User Experience Cannot Be 'Designed'

in by Dmitry 11 comments

A friend of mine recently asked me if I knew any User Experience Design positions in NYC area. I was baffled to learn how many UX Designer positions are currently open right now. How many of these positions are really web design, IA (information architecture), interaction design or another established craft, but filed under a buzzword name? Frankly, how can you design a user experience? Doesn't it just happen?

Wikipedia nails it with this quote:

User experience is a subjective feeling; it cannot actually be 'designed'. Instead, you can design for a user experience, trying to enable certain kind of experiences. The scope of the field is directed at affecting 'all aspects of the user's interaction with the product: how it is perceived, learned, and used.'

11 comments

Dave R says

Most people in the profession understand that user experiences can not be designed. I have seen that term used because companies seek professionals who practice multiple crafts including user research, product management, interaction design, visual design, IA, etc. and they are afraid if they are ask for a mere 'interaction designer' they will get candidates without the breadth of skills they desire.


Dmitry (ZURB) says

@Dave I can see where you're coming from however the term User Experience Designer just sounds a bit silly, after all what are they designing?


Sumit says

But you can design for a better user experience, right?


Pasquale says

Designers can still design for the experience. Design things to INFLUENCE an experience specifically. Design to BIAS an emotional connection and guide a thought process subconsciously. The act of designing for an experience is designing the experience. It doesn't mean every user is going to EXPERIENCE the same thing.

It doesn't have to be a TANGIBLE THING to look at. It's like product designers who don't design interfaces, but design the mechanics of a product. That's still design.


Jeremy (ZURB) says

@Dave R, I disagree. There are some self-aware people within design fields that understand this, but the lion's share do not. You're correct to suggest that "interaction design" doesn't have the cultural cache of "user experience," but then that's the point!

We need to rally and change that or a lot of good people are going to waste their time following false promises and avoiding commitments to design practices that would actually benefit other people.

@Sumit and @Pasquale, people will have an experience whether you do nothing or do a lot. What you're actually doing is, at best, designing for one half of that exchange between one person and another (or another product). At best that's what is within your control--less than 50% of it for the very short term the experience is actually happening.

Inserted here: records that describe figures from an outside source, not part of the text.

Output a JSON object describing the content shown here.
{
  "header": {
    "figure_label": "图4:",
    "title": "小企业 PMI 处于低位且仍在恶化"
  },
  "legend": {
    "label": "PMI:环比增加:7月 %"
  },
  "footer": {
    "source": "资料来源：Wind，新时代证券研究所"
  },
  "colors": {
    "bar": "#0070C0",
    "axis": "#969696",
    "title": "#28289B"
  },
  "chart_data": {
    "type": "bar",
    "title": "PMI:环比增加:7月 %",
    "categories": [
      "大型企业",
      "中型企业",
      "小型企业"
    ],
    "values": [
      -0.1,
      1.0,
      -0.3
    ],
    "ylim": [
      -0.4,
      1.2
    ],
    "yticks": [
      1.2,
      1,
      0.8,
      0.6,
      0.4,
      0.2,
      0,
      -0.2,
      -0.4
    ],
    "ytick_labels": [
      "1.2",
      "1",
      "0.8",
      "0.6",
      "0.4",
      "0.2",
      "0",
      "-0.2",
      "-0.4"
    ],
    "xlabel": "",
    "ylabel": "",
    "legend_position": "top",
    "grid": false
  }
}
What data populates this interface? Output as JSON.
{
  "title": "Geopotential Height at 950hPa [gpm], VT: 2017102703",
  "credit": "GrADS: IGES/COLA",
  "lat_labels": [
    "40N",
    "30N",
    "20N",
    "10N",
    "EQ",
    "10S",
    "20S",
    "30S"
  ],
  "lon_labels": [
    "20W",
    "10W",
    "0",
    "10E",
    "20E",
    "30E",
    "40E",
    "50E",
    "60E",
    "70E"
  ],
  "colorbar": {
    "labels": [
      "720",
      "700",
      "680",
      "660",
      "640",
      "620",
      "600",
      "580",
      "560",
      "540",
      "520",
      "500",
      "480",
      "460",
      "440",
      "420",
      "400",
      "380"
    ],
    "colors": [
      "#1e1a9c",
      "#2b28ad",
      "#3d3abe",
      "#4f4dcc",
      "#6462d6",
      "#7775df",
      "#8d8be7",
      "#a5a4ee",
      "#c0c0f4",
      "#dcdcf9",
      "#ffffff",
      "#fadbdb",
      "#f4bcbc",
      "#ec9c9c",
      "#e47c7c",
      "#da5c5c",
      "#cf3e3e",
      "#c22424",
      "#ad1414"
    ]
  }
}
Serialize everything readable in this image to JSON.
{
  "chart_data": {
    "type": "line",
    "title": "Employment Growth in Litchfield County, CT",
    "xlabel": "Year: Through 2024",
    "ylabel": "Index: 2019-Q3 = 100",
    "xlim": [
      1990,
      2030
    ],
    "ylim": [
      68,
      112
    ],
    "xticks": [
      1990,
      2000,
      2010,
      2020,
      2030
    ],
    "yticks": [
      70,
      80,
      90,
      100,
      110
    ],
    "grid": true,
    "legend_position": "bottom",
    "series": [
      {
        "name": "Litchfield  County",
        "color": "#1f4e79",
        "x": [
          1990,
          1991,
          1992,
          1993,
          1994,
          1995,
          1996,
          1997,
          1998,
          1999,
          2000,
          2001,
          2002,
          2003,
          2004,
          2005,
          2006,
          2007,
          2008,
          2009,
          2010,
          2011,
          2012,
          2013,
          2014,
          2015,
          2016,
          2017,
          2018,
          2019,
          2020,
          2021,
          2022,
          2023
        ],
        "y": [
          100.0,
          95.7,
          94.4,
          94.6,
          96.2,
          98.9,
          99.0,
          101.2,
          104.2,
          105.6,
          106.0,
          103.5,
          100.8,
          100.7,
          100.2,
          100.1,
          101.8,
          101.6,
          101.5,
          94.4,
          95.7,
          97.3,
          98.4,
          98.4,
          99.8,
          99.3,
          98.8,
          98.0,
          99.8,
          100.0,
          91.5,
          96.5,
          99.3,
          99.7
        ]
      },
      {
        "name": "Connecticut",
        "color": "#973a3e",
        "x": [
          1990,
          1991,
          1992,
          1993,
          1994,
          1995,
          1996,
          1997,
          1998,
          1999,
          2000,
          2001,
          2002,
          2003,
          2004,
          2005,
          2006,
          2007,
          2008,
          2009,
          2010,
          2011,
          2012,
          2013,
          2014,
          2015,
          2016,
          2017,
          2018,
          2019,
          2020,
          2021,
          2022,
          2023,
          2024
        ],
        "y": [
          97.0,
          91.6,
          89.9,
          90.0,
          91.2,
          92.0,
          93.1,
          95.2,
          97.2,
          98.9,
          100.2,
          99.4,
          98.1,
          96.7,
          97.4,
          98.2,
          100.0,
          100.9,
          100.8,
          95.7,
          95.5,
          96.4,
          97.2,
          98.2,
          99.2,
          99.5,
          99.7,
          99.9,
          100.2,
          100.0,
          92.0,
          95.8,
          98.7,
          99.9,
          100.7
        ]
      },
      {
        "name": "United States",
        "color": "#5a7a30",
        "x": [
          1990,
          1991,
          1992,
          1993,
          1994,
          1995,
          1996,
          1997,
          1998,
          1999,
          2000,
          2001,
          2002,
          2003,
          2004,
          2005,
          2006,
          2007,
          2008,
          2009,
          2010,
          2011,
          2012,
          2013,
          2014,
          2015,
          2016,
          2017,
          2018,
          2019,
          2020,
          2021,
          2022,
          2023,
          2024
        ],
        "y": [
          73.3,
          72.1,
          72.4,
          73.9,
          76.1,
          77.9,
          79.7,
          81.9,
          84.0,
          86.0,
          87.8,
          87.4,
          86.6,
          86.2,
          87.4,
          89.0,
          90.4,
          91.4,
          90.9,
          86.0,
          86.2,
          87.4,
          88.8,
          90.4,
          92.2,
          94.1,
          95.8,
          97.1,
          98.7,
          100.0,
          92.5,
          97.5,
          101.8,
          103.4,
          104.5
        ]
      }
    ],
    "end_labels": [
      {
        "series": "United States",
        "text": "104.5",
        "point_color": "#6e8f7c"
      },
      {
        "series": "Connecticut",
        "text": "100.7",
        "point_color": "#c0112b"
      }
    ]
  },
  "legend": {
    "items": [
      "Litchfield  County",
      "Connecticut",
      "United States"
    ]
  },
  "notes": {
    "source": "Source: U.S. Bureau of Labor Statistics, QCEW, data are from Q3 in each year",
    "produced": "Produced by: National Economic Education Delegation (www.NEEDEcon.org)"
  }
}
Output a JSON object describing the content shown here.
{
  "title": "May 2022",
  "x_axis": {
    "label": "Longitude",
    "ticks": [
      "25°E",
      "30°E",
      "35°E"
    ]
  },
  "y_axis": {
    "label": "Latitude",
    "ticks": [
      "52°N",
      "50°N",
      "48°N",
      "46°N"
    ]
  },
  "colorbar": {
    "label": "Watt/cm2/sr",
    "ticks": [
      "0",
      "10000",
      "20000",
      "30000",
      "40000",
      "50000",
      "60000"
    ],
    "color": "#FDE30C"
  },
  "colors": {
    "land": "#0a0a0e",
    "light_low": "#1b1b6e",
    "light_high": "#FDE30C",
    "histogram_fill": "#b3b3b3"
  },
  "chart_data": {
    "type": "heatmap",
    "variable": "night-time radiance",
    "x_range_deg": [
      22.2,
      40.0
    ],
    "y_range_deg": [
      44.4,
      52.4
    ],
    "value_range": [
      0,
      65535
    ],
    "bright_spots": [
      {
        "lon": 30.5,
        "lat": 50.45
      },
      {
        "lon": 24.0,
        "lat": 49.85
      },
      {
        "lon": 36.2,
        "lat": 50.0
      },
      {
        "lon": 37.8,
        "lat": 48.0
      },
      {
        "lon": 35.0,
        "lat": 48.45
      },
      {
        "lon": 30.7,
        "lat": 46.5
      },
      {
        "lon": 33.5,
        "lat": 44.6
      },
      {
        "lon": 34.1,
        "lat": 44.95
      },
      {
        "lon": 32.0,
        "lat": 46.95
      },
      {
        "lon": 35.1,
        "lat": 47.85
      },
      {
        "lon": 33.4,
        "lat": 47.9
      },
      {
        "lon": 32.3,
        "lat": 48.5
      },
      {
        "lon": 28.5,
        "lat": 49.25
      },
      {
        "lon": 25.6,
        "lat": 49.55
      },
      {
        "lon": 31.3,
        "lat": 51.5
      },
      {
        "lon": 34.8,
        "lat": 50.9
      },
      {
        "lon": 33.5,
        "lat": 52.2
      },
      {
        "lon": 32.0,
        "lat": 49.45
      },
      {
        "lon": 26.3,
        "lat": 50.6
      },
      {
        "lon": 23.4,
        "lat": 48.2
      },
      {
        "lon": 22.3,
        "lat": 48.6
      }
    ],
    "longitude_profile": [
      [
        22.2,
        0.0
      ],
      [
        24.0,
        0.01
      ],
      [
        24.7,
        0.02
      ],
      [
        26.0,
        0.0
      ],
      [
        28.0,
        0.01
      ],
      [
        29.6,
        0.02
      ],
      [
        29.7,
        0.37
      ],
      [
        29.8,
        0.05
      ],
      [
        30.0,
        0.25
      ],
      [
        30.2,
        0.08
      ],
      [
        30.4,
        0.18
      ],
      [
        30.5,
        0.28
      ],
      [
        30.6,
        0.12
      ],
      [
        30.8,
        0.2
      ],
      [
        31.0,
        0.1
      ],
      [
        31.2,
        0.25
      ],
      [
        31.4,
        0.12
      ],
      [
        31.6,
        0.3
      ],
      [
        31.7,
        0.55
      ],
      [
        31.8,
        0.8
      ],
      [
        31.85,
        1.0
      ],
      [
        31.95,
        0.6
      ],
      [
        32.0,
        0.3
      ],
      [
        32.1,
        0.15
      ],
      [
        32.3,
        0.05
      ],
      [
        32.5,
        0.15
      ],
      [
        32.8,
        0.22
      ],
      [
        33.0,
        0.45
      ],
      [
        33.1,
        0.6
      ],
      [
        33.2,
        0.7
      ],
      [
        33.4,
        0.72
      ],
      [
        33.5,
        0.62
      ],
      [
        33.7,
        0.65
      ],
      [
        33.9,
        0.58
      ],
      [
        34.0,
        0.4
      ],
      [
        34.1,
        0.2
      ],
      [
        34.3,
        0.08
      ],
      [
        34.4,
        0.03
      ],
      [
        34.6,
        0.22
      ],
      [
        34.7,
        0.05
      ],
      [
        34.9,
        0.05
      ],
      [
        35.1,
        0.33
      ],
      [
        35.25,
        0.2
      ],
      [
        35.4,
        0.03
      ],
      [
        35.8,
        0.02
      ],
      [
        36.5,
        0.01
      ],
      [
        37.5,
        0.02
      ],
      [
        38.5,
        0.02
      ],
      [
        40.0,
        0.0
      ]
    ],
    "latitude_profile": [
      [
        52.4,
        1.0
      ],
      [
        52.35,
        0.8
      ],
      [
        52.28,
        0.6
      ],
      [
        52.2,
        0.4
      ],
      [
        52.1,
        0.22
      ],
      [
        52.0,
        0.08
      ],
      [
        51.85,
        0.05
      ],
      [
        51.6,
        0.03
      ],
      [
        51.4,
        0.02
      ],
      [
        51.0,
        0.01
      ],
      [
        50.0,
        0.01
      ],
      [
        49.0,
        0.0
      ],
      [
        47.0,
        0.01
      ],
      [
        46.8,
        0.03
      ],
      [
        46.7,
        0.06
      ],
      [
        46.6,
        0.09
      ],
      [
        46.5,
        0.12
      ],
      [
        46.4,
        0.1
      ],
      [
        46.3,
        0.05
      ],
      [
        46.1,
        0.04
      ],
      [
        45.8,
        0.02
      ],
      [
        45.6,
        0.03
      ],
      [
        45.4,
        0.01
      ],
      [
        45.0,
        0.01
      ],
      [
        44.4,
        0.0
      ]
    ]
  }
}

After it's done, most of what matters is memory, and memories are what people project into their future when making new decisions (e.g. whether to use your product again).


David Martinez says

If you really understand great design, you know what 'designing by accident' is - knowing what you want to evoke, but not really knowing how to get there until you tune into all the right clues - by this description, you CAN design user experience.

It's a matter of how you define design. When I design anything, I have no idea what it will look like in the end. I look for clues after I understand the playing field, and what tools I want to enable the user (player?) with at that point.

Check out this video, Zack Hemsey claims he has no idea what his composition will sound like in the end, but he knows what he wants to evoke. Is he still "composing" or "designing" when he puts a piece together? Hell yeah he is:

http://vimeo.com/21339058


Pasquale says

You are missing the point. You can design for a projected ideal experience. Doesn't mean a user has to EXPERIENCE it for it to be valid.

Designers are still DESIGNING for an experience. Designing an ideal experience. It's not the thing you see, but what a designer is aiming for a user to perceive.

Cool job reading wikipedia and stuff though dude. A+.


Jeremy (ZURB) says

@David, cool link and good point about feeling the outcome you hope to evoke in another person. That emotional quality helps you visualize empathy with another person when developing the interaction you hope to have with them.
Design is deliberately making something of novel value for someone (sometimes yourself). You can't make another person's (or your own) experience, but you can influence it. I think Dmitry's point is that the part you really control involves hands-on craft in something at best we can call interaction design. "User experience design" to describe this is reaching too far. Empathizing with another person enough to design for them is fundamentally humbler than that.

@Pasquale, don't appreciate the cynicism. It mars the point you were trying to make.


Dave R says

@ Jeremy

In my experience most designers (at least in the bay area) are a bit more aware of the dialectic between humans and artifacts then you give them credit for. I feel like anyone who understands user research also understands that experiences can't be designed.

Anyway, I get your guys point and agree the term is misleading. To play devil's advocate, calling interaction designers 'user experience designers' could be considered a good thing because it's a constant reminder for these practitioners to think beyond the flows and rollovers of interaction design to all the elements that effect a customers experiences including visual design, text, support, etc.